A new lab dedicated to the creation of smart materials with pre-programmed properties, allowing the development of conceptually new technologies, is set to be created at the Brain and Consciousness Research Centre in Moscow, Russia, under the leadership of the Nobel laureate Konstantin Novoselov.

Novoselov, together with another Russian-born scientist, Andre Geim, both then professors at the University of Manchester, won the 2010 Nobel Prize in Physics for discovering graphene, a two-dimensional crystal only an atom thick that has the potential to transform a range of sectors such as electronics, energy, health and construction.

New directions

The new lab, which has received a donation of 500 million rubles (6.7 million US dollars) from the billionaire investor and philanthropist Vladimir Potanin, will employ 20 people.

“Over the last few years, there has been an active development of a new direction in physics and material science – synthesis of nanosized materials with specified properties,” says Novoselov.

“Now we are not limited to those that nature has provided us – we can create new ones, with given, sometimes very nontrivial, properties. One of the platforms for obtaining such materials is two-dimensional crystals and heterostructures based on them.

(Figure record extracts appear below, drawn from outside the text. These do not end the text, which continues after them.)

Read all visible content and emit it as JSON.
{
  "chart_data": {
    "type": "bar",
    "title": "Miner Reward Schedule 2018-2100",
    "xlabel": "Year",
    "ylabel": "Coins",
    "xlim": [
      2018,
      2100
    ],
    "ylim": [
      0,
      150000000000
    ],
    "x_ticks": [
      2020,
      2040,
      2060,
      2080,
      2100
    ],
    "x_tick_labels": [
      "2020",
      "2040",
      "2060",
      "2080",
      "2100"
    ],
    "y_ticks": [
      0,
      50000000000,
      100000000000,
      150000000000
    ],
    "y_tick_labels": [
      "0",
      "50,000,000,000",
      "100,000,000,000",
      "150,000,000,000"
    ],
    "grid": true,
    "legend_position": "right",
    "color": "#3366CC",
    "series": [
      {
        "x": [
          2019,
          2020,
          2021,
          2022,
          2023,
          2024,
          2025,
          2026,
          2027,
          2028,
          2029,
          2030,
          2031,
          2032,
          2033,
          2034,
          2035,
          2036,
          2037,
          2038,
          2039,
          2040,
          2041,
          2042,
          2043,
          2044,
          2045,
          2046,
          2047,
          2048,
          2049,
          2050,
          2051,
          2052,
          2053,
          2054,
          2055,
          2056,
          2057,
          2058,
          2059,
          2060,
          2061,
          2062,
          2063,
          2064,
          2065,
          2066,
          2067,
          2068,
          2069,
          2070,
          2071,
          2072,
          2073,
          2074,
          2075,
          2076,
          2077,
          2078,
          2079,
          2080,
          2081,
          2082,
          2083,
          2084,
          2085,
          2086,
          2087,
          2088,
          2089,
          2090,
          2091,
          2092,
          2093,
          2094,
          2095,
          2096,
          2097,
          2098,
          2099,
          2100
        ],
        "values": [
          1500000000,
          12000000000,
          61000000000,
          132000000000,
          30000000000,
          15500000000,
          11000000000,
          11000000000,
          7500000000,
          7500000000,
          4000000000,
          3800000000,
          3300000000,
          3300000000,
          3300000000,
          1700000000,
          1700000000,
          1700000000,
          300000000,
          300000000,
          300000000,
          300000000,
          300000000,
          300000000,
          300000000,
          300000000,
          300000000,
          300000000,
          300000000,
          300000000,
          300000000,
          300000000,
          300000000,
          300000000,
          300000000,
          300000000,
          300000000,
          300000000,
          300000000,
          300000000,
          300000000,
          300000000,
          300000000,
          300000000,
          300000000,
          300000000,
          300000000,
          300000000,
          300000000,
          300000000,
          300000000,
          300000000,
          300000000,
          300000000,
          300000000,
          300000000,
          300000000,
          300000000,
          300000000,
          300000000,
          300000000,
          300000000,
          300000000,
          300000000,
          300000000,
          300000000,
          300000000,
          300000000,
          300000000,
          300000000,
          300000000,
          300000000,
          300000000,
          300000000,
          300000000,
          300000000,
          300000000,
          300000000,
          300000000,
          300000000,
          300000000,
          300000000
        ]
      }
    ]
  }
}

In our laboratory we go even further: we develop “smart materials” that can change their structure and properties depending on external parameters.”

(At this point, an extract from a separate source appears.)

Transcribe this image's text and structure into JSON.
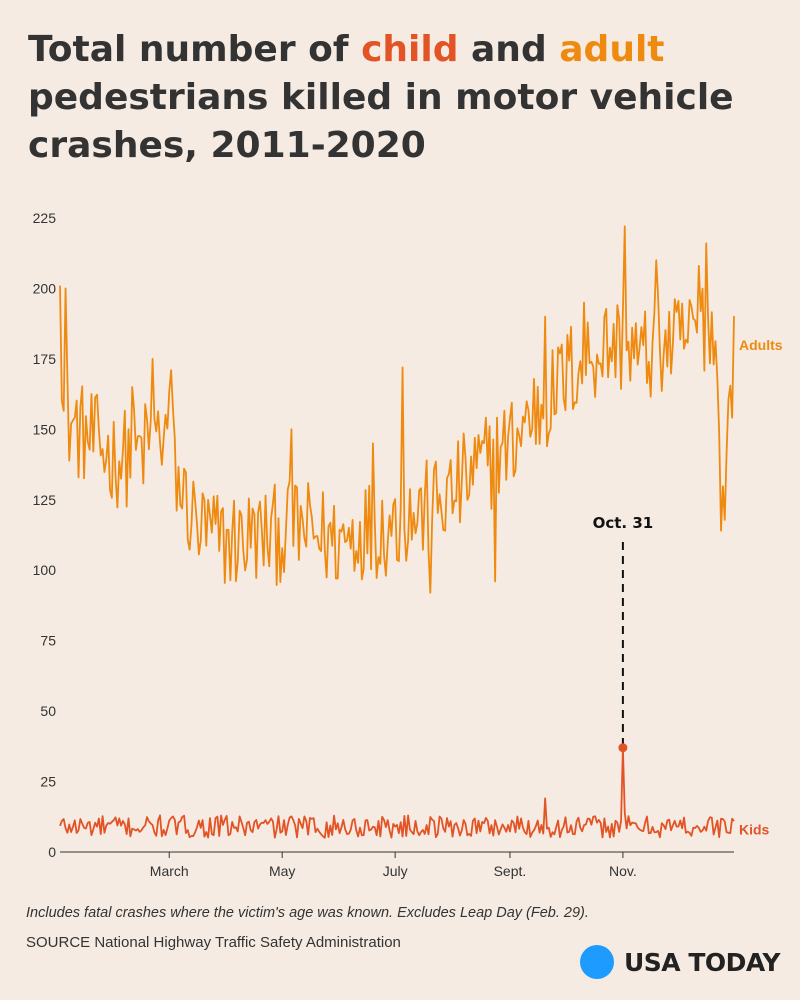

“One of the popular applications for such ‘smart’ materials is neuromorphic computers, where they can be used as a single neuron. But, in principle, such materials are very well suited for creating an interface with living objects, in particular for studying the brain. We don’t know much about how the brain functions. I always wanted to know more. We hope this will be possible with our smart materials,” adds the Nobel laureate.

The link between humans and machines

Potanin joins Tesla Inc.’s Elon Musk in funding the drive into neuromorphic computing, which could ultimately use brain implants to create a high-bandwidth link between humans and machines. Musk’s four-year-old start-up Neuralink Corp. is developing implantable brain–machine interfaces, which he says have the potential to address brain injuries and other disorders.

Potanin, the president and chairman of the board of MMC Norilsk Nickel, says that “we live in the era of artificial intelligence, the emergence of new, absolutely fantastic materials and technologies, and it is very important that in this strategic direction of science, Russia remains in the forefront.”

“Future generations will be able to transfer new knowledge in technology to the real economy,” he says.

Originally conceived in 2020, the new laboratory will become the first at the Brain and Consciousness Research Centre, whose main goal is to obtain fundamental knowledge about the functioning of the human brain, the nature of consciousness, and the development of related technologies. The centre is headed by Professor Tagir Aushev, a Russian scientist working in the field of fundamental physics.

“The brain, in my opinion, is the most important task of the 21st century for humanity. And all the major discoveries, all major breakthroughs, in my opinion, will be associated with this topic. What our centre will be doing is fundamental brain research and an attempt to understand consciousness,” says Aushev.

The lab will study two-dimensional materials – including graphene – to create smart materials and to develop on their basis conceptually new technologies. In particular, these materials will be used to develop new approaches to neuromorphic computing, high-sensitivity sensors and brain-computer interfaces.